說到這一點宇智波泉奈也佩服千手扉間真敢做,他好歹還見過宇智波斑對卡卡西容忍的模樣,千手扉間卻只知道兩位兄長的關系好,不知那一層關系,難道他以為光是一個千手柱間弟弟的身份,就足夠宇智波斑出手相助
宇智波泉奈可想象不出他的斑哥伸手救千手扉間的模樣。
還是說,千手兄弟已經挖好了坑,等著他的斑哥去跳
身旁的目光逐漸變得充滿憤怒,被瞪的千手扉間莫名其妙,但江口金樽挑釁在前,上次被宇智波斑莫名其妙地圓過去了,他現在可不希望再被挑起懷疑,況且,有千手柱間在,還有作為備用方案的宇智波斑,千手扉間底氣足得很。

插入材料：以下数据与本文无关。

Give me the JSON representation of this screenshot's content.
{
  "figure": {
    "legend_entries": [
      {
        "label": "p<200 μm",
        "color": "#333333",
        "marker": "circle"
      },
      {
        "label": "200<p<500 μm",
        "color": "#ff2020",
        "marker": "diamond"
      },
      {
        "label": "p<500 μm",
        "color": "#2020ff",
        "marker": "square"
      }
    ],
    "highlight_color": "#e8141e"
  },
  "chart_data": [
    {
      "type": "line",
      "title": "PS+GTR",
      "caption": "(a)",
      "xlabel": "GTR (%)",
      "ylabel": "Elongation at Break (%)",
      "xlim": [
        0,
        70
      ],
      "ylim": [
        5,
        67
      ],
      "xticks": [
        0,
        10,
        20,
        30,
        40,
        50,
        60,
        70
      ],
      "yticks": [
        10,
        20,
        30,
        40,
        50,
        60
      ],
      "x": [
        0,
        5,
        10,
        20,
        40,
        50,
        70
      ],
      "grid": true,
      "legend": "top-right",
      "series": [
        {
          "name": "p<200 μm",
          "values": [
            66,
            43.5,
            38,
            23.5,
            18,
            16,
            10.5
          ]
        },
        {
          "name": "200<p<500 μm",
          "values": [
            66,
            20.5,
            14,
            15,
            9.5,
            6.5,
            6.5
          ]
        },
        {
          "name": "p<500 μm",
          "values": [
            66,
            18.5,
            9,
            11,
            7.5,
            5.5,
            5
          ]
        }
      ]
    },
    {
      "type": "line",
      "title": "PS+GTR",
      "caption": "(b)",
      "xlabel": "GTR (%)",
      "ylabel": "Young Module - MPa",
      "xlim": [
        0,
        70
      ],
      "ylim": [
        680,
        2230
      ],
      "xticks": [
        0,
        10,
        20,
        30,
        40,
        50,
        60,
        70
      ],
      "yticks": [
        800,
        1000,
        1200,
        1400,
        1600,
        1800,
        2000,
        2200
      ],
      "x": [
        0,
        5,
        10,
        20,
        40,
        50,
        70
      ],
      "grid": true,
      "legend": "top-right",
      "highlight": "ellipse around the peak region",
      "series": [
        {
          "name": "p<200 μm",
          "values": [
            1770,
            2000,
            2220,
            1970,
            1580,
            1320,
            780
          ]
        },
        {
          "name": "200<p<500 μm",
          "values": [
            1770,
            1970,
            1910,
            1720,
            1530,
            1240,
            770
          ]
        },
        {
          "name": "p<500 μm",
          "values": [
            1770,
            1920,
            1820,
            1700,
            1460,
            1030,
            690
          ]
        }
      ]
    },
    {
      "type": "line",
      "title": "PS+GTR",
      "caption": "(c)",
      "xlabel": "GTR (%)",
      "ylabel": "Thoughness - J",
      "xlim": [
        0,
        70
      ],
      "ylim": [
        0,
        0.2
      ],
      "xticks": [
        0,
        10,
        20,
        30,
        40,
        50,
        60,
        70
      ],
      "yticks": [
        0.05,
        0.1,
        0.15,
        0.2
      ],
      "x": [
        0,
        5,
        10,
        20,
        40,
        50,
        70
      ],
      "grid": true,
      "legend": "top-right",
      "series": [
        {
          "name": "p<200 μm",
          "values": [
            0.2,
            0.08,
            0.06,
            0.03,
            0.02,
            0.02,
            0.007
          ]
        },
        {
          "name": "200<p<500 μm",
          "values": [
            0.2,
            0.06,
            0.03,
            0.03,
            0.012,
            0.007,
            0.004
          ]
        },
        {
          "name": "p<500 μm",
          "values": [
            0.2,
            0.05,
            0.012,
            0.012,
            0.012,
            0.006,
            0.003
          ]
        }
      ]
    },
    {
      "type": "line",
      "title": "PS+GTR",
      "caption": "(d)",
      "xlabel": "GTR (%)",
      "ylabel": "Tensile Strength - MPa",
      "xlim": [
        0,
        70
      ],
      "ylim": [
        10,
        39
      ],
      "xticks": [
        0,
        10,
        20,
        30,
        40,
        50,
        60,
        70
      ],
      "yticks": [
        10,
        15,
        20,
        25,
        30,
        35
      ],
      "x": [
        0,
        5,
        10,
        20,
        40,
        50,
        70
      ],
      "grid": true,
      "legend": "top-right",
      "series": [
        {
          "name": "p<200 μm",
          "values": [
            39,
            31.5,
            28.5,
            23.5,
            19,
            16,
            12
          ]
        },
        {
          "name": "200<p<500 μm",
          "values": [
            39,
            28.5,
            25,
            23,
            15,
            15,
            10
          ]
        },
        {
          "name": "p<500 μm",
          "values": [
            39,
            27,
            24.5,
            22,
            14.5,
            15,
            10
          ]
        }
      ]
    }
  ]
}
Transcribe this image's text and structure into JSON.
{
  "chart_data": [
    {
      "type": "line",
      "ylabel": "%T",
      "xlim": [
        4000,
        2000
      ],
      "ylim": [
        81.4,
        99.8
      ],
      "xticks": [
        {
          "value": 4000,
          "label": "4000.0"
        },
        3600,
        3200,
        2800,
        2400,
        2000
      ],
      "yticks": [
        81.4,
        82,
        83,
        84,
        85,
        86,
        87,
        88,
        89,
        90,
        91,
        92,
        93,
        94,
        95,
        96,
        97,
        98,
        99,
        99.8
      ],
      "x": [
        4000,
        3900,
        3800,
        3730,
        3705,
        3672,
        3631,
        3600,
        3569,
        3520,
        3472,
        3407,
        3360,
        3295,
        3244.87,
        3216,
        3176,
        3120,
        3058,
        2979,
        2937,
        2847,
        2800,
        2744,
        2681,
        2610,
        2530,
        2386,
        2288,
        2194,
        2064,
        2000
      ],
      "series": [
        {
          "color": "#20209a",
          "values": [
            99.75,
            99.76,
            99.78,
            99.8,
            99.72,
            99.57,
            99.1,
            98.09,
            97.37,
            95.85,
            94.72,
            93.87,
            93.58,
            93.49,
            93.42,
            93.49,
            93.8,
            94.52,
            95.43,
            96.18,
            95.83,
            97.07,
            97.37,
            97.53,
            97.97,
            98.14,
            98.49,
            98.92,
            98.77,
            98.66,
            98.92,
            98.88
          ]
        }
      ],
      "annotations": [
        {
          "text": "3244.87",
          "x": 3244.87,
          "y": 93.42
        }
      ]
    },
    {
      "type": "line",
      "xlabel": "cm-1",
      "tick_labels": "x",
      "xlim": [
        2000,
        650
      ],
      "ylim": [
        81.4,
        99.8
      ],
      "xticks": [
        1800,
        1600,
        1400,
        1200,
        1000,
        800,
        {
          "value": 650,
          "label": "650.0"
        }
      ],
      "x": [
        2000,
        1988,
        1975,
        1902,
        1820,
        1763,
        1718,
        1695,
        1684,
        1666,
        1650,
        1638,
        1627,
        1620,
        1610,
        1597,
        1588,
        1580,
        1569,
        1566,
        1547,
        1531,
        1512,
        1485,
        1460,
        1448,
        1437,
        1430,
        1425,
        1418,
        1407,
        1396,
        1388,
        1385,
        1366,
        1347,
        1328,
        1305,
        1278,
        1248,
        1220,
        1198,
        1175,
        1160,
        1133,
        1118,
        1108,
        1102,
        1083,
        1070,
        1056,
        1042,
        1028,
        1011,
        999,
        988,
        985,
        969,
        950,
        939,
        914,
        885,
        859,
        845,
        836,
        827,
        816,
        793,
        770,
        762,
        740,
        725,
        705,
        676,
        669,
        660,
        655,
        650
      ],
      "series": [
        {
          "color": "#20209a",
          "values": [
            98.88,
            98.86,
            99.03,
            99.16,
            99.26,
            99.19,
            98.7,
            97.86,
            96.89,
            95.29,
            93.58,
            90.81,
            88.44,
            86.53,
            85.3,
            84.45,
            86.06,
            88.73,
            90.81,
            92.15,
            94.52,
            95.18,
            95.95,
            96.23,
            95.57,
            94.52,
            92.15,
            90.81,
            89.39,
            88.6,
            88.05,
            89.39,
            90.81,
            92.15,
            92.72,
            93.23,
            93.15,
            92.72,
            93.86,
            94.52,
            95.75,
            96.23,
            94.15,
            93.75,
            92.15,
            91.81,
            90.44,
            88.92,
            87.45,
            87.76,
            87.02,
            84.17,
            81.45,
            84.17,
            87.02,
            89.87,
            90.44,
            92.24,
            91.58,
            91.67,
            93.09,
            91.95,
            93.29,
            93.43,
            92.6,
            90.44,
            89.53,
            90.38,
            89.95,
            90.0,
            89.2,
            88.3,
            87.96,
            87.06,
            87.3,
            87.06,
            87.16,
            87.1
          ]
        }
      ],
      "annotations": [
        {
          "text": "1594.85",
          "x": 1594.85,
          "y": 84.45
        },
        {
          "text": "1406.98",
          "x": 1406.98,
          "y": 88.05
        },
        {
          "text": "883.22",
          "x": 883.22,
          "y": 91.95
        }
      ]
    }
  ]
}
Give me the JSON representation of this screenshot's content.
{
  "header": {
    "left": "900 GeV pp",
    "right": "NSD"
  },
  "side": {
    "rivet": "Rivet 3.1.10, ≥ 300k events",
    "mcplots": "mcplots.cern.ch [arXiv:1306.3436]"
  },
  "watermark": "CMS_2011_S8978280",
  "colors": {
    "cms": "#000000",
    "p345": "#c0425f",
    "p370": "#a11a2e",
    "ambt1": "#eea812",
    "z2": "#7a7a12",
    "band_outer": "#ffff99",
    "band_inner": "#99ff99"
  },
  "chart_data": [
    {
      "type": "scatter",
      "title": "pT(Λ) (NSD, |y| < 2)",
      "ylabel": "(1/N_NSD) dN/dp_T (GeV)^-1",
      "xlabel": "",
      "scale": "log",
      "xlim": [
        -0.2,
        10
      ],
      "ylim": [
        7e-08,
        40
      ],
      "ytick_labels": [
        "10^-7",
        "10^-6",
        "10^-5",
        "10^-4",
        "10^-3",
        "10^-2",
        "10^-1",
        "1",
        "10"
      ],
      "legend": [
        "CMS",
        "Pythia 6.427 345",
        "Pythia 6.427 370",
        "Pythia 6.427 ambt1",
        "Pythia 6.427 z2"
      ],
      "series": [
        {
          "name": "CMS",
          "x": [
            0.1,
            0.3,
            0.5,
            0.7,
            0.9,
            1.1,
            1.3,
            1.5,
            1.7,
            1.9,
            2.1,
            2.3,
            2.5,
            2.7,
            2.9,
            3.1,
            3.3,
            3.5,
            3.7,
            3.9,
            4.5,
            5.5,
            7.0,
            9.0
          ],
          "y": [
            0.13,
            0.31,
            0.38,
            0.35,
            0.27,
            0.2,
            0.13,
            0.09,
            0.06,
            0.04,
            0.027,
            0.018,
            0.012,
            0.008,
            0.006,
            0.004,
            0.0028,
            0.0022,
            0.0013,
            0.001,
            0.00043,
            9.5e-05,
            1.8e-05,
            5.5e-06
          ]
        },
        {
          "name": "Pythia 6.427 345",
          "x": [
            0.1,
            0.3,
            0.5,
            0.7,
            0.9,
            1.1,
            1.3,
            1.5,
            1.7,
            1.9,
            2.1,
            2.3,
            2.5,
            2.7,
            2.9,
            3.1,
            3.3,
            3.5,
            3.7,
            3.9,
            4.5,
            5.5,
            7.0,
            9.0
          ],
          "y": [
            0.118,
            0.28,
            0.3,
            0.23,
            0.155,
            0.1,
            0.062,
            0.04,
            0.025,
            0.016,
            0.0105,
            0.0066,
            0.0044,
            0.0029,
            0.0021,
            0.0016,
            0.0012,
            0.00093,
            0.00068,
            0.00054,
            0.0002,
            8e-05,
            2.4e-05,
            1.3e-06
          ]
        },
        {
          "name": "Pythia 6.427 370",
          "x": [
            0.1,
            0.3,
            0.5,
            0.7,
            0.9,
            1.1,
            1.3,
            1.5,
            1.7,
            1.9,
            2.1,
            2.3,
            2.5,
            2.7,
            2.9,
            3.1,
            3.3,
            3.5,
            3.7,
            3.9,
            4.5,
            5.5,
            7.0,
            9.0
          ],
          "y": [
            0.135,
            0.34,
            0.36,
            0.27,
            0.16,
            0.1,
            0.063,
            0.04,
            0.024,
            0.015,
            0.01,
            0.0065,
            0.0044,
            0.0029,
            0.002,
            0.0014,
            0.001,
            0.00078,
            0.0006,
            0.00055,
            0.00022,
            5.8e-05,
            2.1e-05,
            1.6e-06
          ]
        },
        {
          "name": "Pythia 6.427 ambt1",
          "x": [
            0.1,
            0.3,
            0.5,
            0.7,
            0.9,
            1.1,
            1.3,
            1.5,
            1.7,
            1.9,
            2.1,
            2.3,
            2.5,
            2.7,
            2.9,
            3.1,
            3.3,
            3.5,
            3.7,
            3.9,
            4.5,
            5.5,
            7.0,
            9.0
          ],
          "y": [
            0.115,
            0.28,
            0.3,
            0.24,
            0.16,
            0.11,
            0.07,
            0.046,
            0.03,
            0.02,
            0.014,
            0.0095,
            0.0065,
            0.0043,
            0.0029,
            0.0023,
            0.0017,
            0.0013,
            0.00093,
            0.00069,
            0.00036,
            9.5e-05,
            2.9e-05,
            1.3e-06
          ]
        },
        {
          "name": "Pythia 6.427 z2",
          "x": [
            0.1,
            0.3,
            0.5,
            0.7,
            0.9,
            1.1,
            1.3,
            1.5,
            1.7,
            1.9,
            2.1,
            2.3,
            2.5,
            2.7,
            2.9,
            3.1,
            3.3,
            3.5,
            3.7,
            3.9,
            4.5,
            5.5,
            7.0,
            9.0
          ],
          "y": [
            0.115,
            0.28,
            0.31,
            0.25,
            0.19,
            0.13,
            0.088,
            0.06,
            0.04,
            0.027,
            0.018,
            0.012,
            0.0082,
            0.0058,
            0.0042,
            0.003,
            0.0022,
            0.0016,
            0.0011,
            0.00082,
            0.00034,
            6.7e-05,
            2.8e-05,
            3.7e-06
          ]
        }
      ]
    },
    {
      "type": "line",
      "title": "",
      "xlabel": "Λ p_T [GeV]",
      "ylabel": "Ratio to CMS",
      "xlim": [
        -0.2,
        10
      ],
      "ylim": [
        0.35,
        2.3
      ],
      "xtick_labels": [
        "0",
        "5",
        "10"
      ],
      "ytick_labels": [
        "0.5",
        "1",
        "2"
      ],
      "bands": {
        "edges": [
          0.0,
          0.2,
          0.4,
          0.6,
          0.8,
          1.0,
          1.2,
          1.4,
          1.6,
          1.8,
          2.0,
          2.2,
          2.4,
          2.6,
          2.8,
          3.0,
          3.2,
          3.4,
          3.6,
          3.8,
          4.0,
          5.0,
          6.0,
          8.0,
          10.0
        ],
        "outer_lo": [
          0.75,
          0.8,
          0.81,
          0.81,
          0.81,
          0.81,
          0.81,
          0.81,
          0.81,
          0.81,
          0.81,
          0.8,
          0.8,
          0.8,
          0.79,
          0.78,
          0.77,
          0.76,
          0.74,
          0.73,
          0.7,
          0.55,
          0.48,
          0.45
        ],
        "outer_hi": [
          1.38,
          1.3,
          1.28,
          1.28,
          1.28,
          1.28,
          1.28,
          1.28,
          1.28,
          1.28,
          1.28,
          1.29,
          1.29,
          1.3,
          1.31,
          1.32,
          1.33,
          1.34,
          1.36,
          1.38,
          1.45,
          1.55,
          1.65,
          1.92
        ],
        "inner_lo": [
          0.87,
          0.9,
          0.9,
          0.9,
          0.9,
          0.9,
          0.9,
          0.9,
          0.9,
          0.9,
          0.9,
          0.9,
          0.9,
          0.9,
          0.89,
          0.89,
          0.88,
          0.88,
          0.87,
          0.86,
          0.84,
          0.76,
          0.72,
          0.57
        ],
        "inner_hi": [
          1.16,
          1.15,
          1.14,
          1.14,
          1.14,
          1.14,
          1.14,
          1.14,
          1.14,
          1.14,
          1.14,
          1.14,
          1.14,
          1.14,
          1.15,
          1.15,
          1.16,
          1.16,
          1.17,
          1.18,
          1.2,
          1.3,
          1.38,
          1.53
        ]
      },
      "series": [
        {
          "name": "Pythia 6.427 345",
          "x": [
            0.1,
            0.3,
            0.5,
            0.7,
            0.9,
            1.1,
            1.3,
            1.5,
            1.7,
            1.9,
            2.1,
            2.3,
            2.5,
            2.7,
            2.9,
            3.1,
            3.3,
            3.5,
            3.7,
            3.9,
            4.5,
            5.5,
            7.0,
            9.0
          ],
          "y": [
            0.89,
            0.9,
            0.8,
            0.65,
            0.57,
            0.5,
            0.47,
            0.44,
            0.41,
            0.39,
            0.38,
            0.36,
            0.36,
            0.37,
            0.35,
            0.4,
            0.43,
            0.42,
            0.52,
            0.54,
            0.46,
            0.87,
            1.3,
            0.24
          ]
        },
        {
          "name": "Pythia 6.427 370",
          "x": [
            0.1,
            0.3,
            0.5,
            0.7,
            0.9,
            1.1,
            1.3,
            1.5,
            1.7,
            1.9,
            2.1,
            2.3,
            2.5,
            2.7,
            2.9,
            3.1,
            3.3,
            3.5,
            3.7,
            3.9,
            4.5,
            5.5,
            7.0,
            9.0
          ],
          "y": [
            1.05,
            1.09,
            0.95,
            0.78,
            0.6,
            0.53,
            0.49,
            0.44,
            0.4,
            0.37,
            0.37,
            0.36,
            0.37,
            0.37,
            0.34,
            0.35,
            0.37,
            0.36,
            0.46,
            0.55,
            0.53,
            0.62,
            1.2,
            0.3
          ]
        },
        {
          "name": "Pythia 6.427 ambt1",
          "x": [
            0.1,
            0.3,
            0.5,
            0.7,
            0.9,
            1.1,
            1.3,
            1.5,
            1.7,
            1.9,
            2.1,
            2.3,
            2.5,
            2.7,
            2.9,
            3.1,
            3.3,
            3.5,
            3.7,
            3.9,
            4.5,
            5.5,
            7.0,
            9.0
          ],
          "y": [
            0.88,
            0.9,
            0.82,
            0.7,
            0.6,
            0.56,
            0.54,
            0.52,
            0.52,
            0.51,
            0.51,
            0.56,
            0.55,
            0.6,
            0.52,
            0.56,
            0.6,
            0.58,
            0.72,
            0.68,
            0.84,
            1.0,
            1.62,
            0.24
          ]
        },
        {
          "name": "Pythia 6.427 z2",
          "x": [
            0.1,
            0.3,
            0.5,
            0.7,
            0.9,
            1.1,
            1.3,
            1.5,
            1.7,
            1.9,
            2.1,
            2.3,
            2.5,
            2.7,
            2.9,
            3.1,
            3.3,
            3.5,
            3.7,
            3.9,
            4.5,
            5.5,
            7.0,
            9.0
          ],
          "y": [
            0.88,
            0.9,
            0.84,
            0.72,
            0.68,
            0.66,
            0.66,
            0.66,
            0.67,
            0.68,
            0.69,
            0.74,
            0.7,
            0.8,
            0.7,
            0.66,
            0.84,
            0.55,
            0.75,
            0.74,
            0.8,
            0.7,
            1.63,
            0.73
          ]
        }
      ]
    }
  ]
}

“當時為了什么,現在同樣如此。”千手扉間說得斬釘截鐵的,讓人完全無法往私心上想,千手扉間反諷道,“莫非閣下也知那晚是偷襲,勝之不武”
“呵為了什么你我心里都清楚,但愿之后你也能像現在這樣嘴硬。”江口金樽冷笑一聲,他目光掃視過,也懶得再廢話,說,“不過,莫非其他人都是為了喚霧珠而來既然這么想得到它,那就讓你們好好見識一下吧”
話音落下,霧氣霎時間彌漫,跟他們之前試探性地穿過迷霧時不同,眼下的霧氣仿佛有了實體似的,宛如一條條沉重的鎖鏈,扣住火之國忍者的四肢百骸,若非他們都是上位者,有自己的驕傲,只怕在重壓之下早就已經忍不住匍匐在地。
若僅僅是身體上的壓力倒也罷,然而一種被窺視的感覺,幾乎在霧氣彌漫時同時縈繞而來,像是在這濃霧之中藏了無數雙眼睛,一眨不眨地盯著諸位忍者,幾乎將他們的警戒值放到了最大,當有人控制不住對窺視者動手時,苦無甩出,響起的卻是同伴的慘叫。
“先別輕舉妄動啊”
立刻有人出言提醒,只是他剛開口,就像靶子似的,被一擊豪火球擊中胸口,不禁踉踉蹌蹌地后退,被同伴扶住后再往前一看,眼前卻沒有敵人的影子,竟都是保持著攻擊狀態的自己人。
“是誰傷的我”那人脫口而出。
同伴們面面相覷,卻只能搖頭,有人回答道“我們只看到你突然后退,別的什么都沒看到。”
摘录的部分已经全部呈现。